We shall subsequently develop the legal questions, primarily questions of EPA's burden of proof, that arise with respect to EPA methodology. We preface these with admission of our doubts and diffidence. We are beset with contentions of petitioners that bear indicia of substantiality. Yet we have no EPA comment on the specific questions raised, apart from some discussion by counsel which is not an adequate or appropriate substitute.52 Our December 1972 remand opened the door to a candid discussion of these matters, but EPA fashioned a carefully limited response.
The EPA might have indicated that it desired to take a fresh look at its methodology on the basis of petitioners' criticisms, in which case, on an adaptation of the Smith v. Pollin,53 procedure, this court might have remanded the case to the agency. This remand would come during the course of our judicial review and would not conflict with the 60-day statutory time limit for the hearing and decision on the applications for suspension.
Indeed, the fact that the Administrator issued the Technical Appendix almost three months after his Decision, at a time when judicial review had already begun to run its course, indicates that the agency did not believe that agency consideration was frozen from the moment that the suspension decision was rendered, a view we approve. The EPA had latitude to continue further consideration even without requesting a court remand (under Smith v. Pollin) that would suspend judicial consideration.
III. OVERALL PERSPECTIVE OF SUSPENSION ISSUE
This case ultimately involves difficult issues of statutory interpretation, as to the showing required for applicants to sustain their burden that technology is not available. It also taxes our ability to understand and evaluate technical issues upon which that showing, however it is to be defined, must rest. At the same time, however, larger questions are at stake. As Senator Baker put it, "This may be the biggest industrial judgment that has been made in the United States in this century." 116 Cong.Rec. 33,085 (1970). This task of reviewing the suspension decision was not assigned to us lightly.
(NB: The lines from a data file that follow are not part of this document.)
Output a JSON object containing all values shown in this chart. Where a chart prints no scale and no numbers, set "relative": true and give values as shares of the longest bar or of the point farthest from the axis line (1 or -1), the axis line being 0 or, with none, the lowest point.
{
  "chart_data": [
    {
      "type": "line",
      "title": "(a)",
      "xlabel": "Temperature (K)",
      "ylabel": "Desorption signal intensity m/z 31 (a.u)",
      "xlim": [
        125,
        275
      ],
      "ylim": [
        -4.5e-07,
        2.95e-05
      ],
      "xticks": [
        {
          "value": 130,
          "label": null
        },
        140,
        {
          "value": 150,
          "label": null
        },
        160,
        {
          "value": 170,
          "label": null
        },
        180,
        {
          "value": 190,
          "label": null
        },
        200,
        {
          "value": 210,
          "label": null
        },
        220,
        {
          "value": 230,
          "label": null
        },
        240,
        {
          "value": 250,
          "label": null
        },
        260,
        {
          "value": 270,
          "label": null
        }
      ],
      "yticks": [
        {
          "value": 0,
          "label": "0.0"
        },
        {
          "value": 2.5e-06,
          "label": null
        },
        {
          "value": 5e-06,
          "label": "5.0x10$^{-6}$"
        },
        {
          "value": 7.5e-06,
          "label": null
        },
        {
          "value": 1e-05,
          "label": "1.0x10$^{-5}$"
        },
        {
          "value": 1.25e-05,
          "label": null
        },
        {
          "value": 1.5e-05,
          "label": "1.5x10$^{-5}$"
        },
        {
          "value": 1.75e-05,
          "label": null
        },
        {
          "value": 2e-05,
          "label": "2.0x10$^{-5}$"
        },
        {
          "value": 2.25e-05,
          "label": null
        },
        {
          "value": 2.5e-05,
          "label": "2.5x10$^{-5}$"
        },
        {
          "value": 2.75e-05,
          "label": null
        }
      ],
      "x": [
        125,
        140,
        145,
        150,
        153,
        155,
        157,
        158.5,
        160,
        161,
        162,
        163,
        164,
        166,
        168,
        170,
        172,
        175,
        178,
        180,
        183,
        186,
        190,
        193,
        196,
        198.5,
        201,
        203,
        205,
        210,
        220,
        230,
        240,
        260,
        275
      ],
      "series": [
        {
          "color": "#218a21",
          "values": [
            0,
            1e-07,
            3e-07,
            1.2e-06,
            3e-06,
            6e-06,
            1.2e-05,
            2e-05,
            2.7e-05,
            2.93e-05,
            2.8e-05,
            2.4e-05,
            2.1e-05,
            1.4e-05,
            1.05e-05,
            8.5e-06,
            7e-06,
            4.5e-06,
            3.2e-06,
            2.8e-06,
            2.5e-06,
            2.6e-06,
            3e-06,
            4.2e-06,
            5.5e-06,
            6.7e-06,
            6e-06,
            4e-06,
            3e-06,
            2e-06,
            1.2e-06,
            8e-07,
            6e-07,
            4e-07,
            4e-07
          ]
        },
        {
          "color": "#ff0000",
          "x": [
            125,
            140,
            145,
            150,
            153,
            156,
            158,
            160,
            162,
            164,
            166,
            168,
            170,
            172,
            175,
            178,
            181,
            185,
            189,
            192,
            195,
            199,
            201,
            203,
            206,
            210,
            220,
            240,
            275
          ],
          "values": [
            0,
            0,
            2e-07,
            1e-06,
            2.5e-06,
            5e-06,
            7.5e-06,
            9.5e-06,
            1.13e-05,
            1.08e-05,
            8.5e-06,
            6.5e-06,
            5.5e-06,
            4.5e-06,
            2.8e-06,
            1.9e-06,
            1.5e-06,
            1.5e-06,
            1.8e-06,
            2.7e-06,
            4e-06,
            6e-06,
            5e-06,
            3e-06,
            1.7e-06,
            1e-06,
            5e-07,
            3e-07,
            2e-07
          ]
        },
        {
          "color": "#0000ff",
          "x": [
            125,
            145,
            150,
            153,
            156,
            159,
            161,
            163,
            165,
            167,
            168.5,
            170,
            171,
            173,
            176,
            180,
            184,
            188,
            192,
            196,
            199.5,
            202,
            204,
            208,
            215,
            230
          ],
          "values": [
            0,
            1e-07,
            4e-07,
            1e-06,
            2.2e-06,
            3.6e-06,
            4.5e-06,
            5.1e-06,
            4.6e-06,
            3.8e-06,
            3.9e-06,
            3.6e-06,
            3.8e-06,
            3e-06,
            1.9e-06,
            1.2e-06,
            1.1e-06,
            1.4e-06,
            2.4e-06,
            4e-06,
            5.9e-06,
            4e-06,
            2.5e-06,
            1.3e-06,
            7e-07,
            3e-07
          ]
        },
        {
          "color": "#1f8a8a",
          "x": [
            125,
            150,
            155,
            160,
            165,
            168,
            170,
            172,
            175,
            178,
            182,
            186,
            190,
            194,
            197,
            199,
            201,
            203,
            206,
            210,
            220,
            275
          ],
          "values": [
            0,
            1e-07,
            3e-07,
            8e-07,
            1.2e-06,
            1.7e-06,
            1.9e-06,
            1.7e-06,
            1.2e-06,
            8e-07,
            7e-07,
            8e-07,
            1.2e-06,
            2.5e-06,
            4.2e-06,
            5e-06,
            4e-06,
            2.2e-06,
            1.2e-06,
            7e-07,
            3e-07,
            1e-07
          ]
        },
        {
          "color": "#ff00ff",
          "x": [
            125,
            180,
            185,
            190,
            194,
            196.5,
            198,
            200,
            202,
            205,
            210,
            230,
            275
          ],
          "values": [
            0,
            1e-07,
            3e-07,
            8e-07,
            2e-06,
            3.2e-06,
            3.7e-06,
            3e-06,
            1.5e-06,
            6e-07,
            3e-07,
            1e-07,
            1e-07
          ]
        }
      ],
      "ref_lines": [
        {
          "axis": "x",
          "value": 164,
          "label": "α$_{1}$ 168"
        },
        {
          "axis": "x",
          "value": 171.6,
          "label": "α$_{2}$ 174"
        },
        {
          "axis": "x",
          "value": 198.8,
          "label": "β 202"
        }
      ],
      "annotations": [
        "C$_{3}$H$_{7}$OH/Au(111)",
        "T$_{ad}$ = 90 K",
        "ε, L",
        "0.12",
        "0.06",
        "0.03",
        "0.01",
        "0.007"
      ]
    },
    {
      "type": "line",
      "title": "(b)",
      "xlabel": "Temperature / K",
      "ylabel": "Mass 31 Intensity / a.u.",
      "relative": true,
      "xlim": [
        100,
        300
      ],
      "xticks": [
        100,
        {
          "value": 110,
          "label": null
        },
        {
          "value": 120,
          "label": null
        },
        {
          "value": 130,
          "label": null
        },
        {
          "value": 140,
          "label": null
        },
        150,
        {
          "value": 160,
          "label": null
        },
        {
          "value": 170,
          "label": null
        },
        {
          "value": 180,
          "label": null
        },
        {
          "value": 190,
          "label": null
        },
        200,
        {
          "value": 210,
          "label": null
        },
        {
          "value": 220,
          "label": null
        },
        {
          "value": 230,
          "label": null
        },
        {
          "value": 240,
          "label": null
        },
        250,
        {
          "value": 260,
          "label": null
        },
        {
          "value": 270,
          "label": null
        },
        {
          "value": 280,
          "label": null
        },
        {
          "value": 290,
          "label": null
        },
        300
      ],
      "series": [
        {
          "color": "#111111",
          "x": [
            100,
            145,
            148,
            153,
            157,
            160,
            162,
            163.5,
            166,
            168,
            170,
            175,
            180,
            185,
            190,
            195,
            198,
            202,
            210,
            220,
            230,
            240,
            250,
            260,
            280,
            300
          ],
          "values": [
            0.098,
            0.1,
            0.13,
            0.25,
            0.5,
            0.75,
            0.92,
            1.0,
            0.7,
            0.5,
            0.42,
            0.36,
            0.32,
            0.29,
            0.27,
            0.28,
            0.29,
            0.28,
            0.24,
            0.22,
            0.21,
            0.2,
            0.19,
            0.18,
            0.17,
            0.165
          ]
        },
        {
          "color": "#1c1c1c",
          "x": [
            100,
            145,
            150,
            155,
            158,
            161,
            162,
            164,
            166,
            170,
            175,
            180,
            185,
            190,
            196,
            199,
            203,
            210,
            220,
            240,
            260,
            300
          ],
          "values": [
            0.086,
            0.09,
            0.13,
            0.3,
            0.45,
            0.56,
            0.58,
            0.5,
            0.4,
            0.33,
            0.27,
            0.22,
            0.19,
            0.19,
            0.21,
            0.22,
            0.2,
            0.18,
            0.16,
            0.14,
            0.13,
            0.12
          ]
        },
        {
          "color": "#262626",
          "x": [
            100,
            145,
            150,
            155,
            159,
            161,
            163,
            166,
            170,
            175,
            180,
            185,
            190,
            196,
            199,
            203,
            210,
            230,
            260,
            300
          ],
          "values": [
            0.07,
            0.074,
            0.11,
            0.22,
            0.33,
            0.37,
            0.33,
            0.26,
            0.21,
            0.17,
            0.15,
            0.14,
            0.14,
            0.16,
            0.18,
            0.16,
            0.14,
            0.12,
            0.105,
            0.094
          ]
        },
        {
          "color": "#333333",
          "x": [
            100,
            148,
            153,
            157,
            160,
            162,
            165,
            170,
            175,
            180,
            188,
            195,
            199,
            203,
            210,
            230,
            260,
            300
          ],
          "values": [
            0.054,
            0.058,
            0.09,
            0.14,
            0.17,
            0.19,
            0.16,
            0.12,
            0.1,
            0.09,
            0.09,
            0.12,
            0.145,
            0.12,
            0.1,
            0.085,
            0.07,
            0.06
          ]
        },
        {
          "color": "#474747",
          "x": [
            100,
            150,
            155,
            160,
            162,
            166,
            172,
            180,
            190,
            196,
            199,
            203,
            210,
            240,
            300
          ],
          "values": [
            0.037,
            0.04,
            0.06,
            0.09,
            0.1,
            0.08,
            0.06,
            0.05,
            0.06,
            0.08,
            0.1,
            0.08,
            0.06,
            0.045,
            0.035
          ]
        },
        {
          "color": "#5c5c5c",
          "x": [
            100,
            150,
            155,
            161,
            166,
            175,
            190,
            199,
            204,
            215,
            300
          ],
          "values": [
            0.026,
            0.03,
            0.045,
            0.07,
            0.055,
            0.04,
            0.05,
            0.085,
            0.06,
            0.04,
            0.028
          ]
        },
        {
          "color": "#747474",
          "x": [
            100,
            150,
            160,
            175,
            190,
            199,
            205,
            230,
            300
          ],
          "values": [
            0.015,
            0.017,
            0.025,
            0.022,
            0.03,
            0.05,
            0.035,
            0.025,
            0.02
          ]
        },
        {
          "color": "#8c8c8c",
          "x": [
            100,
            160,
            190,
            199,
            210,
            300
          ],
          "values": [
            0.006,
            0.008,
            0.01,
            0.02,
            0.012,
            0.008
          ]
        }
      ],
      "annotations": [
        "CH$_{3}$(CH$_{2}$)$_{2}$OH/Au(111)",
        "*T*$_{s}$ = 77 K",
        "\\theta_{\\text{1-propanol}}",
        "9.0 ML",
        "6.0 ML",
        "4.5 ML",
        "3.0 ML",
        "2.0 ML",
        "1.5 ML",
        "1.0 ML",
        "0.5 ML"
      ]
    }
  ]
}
It was the judgment of Congress that this court, isolated as it is from political pressures, and able to partake of calm and judicious reflection would be a more suitable forum for review than even the Congress.54
Two principal considerations compete for our attention. On the one hand, if suspension is not granted, and the prediction of the EPA Administrator that effective technology will be available is proven incorrect, grave economic consequences could ensue. This is the problem Senator Griffin described as the "dangerous game of economic roulette." 116 Cong.Rec. 33,081 (1970). On the other hand, if suspension is granted, and it later be shown that the Administrator's prediction of feasibility was achievable in 1975 there may be irretrievable ecological costs. It is to this second possibility we first turn.